Yaptırımlar, tehditler, «Pivot-Asia”, eski Sovyet ülkelerinde ve Ortadoğu ülkelerinde insanlığın yarattığı en karanlık düşüncelerin doğrultusunda katliam yapan gruplar… Her şeye rağmen, Çin-Rusya ittifakı derinleştikçe, Asya ülkelerinde bağımsızlıkçı düşünceler güçlendikçe tüm bu gerilimlerin nasıl sonuçlanacağı az çok belli. Daha şimdiden Ukrayna meselesinde asıl kazananın Çin olduğuna yönelik yorumlara sıkça rastlanıyor. Rusya, Batı ülkeleriyle arasındaki anlaşmazlık derinleştikçe Çin’le olan bağlarını güçlendirirken ABD de bu iki ülkenin tamamen Atlantik karşıtı olmaması için Çin’in bazı isteklerini kabul etmek zorunda kalıyor.

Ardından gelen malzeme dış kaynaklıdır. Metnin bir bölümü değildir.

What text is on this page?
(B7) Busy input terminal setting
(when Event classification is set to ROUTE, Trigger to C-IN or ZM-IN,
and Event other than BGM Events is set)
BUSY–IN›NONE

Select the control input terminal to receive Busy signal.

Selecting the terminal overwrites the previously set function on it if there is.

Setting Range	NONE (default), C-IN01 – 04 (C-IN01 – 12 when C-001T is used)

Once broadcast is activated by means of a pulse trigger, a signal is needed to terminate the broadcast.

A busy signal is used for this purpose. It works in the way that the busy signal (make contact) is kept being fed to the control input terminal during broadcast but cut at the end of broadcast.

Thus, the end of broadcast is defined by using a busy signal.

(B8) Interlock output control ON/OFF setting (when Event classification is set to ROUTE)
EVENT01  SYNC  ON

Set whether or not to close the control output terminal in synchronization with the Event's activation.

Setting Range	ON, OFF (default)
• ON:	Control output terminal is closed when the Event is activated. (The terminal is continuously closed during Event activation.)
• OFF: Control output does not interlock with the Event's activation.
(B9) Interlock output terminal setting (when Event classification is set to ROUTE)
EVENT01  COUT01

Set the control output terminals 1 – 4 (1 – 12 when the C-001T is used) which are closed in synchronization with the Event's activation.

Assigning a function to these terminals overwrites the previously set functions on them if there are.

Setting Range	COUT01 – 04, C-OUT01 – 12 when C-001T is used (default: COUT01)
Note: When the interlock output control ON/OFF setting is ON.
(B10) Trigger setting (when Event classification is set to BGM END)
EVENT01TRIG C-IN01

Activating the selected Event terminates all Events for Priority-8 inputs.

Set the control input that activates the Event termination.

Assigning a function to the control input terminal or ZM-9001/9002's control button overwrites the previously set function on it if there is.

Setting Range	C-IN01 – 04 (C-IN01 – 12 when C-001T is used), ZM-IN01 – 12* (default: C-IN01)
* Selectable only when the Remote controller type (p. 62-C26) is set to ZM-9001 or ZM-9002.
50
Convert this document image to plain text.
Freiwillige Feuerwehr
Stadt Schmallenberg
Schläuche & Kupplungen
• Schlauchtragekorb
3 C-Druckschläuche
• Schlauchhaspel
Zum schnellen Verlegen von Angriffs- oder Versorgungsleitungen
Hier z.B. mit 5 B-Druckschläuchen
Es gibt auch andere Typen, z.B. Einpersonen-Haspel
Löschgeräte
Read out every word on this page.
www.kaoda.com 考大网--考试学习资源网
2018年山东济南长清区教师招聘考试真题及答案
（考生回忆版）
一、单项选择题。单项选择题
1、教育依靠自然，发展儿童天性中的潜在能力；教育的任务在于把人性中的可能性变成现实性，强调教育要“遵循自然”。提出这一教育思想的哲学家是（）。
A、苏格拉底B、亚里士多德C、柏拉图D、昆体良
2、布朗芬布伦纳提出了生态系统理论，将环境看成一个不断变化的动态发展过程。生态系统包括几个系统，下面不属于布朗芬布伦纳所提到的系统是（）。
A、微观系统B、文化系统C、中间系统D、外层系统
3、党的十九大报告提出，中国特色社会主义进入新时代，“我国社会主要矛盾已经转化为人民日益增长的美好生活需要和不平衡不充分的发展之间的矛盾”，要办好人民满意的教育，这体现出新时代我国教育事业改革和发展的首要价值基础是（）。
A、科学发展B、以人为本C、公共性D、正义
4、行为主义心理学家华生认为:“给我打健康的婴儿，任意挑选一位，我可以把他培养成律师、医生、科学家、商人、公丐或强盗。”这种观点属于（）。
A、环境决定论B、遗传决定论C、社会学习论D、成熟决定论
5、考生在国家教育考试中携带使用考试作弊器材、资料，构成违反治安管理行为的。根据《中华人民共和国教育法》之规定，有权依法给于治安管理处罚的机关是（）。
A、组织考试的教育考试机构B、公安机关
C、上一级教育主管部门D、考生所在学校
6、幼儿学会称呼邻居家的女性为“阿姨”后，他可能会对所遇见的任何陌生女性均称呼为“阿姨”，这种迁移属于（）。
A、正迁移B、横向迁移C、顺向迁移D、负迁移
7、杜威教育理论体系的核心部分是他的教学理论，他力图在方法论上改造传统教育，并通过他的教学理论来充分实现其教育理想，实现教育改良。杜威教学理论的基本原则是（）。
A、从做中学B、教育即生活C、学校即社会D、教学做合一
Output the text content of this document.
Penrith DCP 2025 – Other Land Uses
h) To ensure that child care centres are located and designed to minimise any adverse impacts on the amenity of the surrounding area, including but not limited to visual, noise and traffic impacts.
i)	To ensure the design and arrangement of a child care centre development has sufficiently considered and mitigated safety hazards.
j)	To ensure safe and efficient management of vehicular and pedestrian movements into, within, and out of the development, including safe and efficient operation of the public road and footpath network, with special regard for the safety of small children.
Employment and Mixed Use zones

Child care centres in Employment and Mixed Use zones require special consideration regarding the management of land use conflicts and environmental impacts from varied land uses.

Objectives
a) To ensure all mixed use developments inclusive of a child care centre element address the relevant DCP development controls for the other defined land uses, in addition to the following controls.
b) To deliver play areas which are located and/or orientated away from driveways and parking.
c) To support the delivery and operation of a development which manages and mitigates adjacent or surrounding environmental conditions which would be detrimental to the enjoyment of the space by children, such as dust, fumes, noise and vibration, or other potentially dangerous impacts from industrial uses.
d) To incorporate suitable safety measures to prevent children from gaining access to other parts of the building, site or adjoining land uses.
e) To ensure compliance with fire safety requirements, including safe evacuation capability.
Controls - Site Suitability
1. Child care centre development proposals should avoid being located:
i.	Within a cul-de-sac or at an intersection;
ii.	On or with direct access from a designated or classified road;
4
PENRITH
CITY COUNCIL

Ukrayna’nın Çin için başka bir özelliği var. Ukrayna, topraklarının yüzde beşinin Çin tarafından elli yıllığına kiralandığı bir ülke. Çin ülkesindeki tarım arazilerini korumak için yem hammaddelerinin (mısır, buğday gibi) ithalini arttırmayı devlet politikası olarak kabul etmişti. Ukrayna, bu ithalatında en önemli ülkesi. Çin şimdi eski başbakanla yapılan anlaşmaların geleceğinin ne olacağını da -eğer Ukrayna’da işler tamamen kontroldan çıkarsa- bilemiyor. Bu yüzden şu aşamada Çin Rusya’ya açık bir destek vermeyecek, olayları izlemekle yetinecek. Zaten Şanghay İşbirliği Örgütü’nün bu iki ülkesinin birbirlerine olan desteklerini kamuoyunda ilan edip etmemelerinin önem derecesi de tartışma konusu.